Meeting my friend Andrew in the café, I related the pleasures of my afternoon. I had seen a smile bloom on his face, and knew I had another treat coming. Sure enough, his story unfolded: once, as a teen, he had met the real Dora Maar in the south of France and spent some time inside her home, as the guest of a friend of his mother's who had befriended the photographer at a market. (Since Andrew is a wonderful storyteller, I hope he will write this himself and do it full justice!) Immediately the colours I had seen all day blended into the world of his story and the real and the imagined became the embodied stuff of my own childlike dreams.

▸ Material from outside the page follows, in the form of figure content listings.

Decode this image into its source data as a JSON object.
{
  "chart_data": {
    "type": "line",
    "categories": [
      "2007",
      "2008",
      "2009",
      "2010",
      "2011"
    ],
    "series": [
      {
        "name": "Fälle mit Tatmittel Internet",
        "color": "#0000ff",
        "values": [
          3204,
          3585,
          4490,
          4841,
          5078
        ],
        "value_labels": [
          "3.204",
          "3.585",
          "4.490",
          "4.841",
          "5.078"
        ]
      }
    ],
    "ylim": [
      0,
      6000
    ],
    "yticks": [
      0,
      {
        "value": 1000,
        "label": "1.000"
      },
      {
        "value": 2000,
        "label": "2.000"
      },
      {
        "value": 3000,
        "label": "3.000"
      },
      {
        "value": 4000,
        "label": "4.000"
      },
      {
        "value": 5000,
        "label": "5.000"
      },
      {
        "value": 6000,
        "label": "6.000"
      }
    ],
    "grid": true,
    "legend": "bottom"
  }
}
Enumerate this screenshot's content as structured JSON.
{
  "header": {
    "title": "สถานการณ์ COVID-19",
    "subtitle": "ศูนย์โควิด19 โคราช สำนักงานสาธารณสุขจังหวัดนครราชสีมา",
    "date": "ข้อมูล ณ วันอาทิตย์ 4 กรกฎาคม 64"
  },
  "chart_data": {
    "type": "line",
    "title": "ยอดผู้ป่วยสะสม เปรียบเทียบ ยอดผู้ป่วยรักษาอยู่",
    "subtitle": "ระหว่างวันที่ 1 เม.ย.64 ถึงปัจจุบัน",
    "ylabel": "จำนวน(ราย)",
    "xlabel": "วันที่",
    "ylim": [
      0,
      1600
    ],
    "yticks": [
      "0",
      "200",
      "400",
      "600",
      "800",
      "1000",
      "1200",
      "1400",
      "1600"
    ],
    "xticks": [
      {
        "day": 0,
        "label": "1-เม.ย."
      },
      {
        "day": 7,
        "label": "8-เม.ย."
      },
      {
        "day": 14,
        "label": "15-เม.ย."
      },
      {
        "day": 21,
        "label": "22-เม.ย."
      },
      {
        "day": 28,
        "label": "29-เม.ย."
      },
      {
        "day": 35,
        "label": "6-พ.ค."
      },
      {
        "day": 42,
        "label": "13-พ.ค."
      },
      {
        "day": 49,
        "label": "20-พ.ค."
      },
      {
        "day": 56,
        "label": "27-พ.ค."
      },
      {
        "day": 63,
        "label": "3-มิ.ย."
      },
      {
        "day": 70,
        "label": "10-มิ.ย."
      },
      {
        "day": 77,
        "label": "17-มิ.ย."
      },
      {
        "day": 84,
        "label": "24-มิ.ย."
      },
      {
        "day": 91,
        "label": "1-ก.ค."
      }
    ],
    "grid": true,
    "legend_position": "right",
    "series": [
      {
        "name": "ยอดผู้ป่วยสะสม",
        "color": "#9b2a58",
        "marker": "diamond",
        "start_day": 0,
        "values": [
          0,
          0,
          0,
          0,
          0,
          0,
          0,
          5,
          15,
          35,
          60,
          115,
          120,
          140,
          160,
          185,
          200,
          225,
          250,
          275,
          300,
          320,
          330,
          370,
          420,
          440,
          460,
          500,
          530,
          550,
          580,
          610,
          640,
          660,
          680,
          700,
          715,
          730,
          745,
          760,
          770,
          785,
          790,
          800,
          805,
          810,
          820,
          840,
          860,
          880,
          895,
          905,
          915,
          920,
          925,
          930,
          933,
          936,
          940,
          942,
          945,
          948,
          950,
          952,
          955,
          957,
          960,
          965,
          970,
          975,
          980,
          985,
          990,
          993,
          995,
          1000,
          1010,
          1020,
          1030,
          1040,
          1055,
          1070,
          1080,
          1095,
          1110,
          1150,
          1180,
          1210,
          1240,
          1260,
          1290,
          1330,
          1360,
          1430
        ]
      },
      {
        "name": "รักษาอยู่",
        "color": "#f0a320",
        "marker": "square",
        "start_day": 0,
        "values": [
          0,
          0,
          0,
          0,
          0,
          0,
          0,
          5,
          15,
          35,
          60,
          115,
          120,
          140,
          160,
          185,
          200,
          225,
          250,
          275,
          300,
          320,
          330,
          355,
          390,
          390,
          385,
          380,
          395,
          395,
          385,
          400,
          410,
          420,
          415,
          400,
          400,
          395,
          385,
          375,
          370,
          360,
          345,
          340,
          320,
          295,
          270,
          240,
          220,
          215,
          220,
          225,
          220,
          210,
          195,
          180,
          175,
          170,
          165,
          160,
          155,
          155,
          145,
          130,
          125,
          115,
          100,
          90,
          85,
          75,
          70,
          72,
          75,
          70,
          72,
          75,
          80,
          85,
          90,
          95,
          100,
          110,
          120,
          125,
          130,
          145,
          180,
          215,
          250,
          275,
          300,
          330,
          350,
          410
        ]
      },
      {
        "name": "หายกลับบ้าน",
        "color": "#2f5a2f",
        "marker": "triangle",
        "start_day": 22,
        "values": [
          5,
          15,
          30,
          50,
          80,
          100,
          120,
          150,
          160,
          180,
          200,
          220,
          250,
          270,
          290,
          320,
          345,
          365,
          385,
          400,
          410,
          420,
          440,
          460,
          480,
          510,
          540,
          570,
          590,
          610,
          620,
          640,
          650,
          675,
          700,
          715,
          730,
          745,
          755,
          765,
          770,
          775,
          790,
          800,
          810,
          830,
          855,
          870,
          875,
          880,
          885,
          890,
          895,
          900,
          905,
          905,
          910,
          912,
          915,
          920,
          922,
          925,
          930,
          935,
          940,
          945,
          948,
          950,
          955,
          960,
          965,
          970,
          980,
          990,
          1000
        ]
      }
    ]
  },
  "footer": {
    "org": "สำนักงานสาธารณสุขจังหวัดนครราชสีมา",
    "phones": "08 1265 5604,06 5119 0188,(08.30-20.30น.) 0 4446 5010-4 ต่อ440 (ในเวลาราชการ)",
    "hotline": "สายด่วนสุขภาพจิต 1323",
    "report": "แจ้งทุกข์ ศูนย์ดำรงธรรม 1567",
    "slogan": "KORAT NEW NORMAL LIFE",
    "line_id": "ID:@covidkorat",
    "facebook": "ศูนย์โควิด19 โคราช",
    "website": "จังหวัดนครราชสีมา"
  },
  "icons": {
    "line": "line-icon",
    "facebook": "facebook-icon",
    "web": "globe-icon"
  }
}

As if all this were not enough already, I was later treated (after a meeting) to an early birthday dinner on a patio with my friend Moze, whom I haven't been able to see in person in too long. We laughed and caught up over a feast of Mediterranean foods, as the light of day exchanged its lines for those of night. Over his shoulder I saw the neighbouring cafe turn on its string lights and set out chairs, an old man sitting down in one of them for a minute, like a figure from any canvas of the day.